Hawaiian islanders practiced human sacrifice.  Periodically, they would throw a sacrifice into the volcano that threatened their lives.  Other forms of human sacrifice were also practiced here.  Captain Cook was shown the remains.  These graves marked where the bodies of those sacrificed lay, confirming human sacrifice was practiced in the Hawaiian Islands. The truth was that sacrifice was not uncommon. War captives and those that broke a kapu (taboos) were brutally sacrificed. Methods ranged from strangulation to bone breaking and removal of intestines. Significant events like the dedication of a war temple to the tiki war god Ku were considered appropriate times for sacrifices. The practice of human sacrifice persisted until the collapse of the kapu system after the death of King Kamehameha in May 1819.  (Why is it that I feel this had evolved into punishment and sadism along with"sacrifice"? ) 

Stonehenge is a possible center.  Stonehenge was constructed between roughly 5,000 and 4,000 years ago, and was part of a sacred landscape that included shrines, burials and additional circles made of stone or wood.
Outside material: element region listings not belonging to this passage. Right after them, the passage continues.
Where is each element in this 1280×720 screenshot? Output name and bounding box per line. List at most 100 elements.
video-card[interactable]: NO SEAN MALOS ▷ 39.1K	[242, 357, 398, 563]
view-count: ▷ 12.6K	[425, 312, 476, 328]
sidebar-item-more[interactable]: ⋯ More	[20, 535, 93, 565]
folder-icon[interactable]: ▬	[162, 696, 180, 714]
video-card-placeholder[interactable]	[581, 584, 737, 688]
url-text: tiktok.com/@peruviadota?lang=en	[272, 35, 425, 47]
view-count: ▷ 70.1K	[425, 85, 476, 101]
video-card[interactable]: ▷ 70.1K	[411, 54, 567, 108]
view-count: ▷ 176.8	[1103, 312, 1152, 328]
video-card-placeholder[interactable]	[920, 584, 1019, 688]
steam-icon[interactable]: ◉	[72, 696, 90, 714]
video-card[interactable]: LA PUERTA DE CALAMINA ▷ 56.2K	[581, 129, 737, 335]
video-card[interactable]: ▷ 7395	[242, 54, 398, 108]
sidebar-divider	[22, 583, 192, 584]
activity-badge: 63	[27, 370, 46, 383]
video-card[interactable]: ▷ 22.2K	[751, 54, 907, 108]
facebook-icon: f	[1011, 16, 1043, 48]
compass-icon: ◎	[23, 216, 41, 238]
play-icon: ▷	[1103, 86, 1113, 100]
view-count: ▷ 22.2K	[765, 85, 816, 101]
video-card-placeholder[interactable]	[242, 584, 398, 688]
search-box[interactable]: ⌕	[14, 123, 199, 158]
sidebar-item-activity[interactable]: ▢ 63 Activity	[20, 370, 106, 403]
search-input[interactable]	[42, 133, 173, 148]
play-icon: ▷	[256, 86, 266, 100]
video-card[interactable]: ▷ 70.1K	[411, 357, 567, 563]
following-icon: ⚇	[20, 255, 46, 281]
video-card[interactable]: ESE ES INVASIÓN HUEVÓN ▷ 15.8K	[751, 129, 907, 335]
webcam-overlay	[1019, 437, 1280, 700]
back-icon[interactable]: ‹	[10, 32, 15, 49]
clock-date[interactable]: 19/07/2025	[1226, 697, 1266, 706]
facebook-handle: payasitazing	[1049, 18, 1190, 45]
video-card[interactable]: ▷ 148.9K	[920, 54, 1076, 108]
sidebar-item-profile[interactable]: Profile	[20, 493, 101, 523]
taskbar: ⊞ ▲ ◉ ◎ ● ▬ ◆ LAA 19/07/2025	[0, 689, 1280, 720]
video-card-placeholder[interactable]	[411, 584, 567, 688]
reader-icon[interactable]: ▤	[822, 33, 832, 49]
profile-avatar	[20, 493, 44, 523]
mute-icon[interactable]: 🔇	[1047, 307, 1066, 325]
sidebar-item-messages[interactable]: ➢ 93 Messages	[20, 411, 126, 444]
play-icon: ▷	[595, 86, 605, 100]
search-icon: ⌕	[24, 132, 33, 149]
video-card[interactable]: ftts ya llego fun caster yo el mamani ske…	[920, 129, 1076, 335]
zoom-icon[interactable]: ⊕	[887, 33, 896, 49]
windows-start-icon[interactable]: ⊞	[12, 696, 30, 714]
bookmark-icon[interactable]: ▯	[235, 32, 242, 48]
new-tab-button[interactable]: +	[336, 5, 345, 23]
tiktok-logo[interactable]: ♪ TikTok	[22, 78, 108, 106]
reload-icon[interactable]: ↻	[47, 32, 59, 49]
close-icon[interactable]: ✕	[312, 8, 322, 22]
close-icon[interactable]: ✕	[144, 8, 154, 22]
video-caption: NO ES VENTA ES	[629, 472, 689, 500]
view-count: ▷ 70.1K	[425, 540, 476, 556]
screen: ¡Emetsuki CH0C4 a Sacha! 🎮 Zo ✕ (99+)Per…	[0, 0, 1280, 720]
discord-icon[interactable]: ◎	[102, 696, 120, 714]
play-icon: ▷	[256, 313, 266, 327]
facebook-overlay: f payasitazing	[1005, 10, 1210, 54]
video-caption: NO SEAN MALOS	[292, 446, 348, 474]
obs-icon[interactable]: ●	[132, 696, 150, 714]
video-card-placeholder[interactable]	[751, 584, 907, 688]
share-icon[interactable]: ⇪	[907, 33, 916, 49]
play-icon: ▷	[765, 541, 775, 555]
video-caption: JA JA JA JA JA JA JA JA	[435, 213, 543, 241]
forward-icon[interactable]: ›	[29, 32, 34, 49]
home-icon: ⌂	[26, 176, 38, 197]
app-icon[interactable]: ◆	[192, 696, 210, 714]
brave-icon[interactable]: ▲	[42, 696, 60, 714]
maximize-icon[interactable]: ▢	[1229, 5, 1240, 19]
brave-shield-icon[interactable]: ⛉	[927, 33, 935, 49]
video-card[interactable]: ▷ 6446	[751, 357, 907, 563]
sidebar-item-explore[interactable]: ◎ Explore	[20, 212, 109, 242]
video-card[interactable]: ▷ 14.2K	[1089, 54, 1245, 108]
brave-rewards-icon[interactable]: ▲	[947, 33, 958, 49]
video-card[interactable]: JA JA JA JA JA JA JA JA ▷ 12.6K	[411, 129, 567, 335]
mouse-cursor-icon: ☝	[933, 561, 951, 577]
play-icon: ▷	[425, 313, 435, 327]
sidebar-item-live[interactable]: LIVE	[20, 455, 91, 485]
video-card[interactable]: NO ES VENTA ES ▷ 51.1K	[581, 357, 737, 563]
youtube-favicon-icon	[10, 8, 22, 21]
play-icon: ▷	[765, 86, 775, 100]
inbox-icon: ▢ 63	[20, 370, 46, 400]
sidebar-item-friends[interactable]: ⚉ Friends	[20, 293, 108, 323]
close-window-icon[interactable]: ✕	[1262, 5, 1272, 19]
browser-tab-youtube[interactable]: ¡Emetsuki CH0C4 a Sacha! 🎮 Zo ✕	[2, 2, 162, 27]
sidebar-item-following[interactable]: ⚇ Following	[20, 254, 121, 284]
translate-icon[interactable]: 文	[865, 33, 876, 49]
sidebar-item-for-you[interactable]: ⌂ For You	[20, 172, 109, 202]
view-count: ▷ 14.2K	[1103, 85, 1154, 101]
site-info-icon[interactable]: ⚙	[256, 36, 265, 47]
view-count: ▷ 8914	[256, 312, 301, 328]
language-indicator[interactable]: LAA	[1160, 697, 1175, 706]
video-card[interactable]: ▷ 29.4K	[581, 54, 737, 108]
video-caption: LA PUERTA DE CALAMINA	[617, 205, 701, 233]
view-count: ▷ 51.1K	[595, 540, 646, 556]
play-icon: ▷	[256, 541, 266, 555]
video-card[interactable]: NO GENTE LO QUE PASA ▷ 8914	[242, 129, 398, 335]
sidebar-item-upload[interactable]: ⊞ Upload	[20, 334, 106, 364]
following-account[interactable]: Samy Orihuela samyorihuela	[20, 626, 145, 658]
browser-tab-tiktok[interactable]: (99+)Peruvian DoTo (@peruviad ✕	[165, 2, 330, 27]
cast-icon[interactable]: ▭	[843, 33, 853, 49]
Not all archaeologists are convinced that human sacrifice took place at Stonehenge, but future research into the nearby landscape and its burials may help resolve the debate. The skeleton of a man found buried in a ditch at Stonehenge has been interpreted by Jacqueline McKinley, an osteoarchaeologist with Wessex Archaeology, as a sacrificial victim. The man, who McKinley said was 5 foot 10 inches and had a robust muscular build, was shot repeatedly with arrows. McKinley interprets the location of his burial and nature of his execution as indicating that he was killed as part of a human sacrifice. Her research was featured in 2014 in a Smithsonian channel documentary showing a re-creation of his sacrificial execution.                                    

The upper part of the teenager’s skull was missing, while the body was laid among two lines of stones on an east-west axis, with stone slabs covering the pelvis. Photograph: Uncredited/AP.  The discovery of a 3,000-year-old skeleton in Greece has excited archeologists, who believe that the finding may confirm one of the darkest legends of antiquity.

Skeletal remains 'confirm ancient Greeks engaged in human sacrifice'. Bones found on Mount Lykaion – where animal offerings to Zeus were also made – but some are urging caution over how to interpret the discovery.  Bremmer said that until now, most studies of human sacrifice in ancient Greece had concluded that it was probably fiction.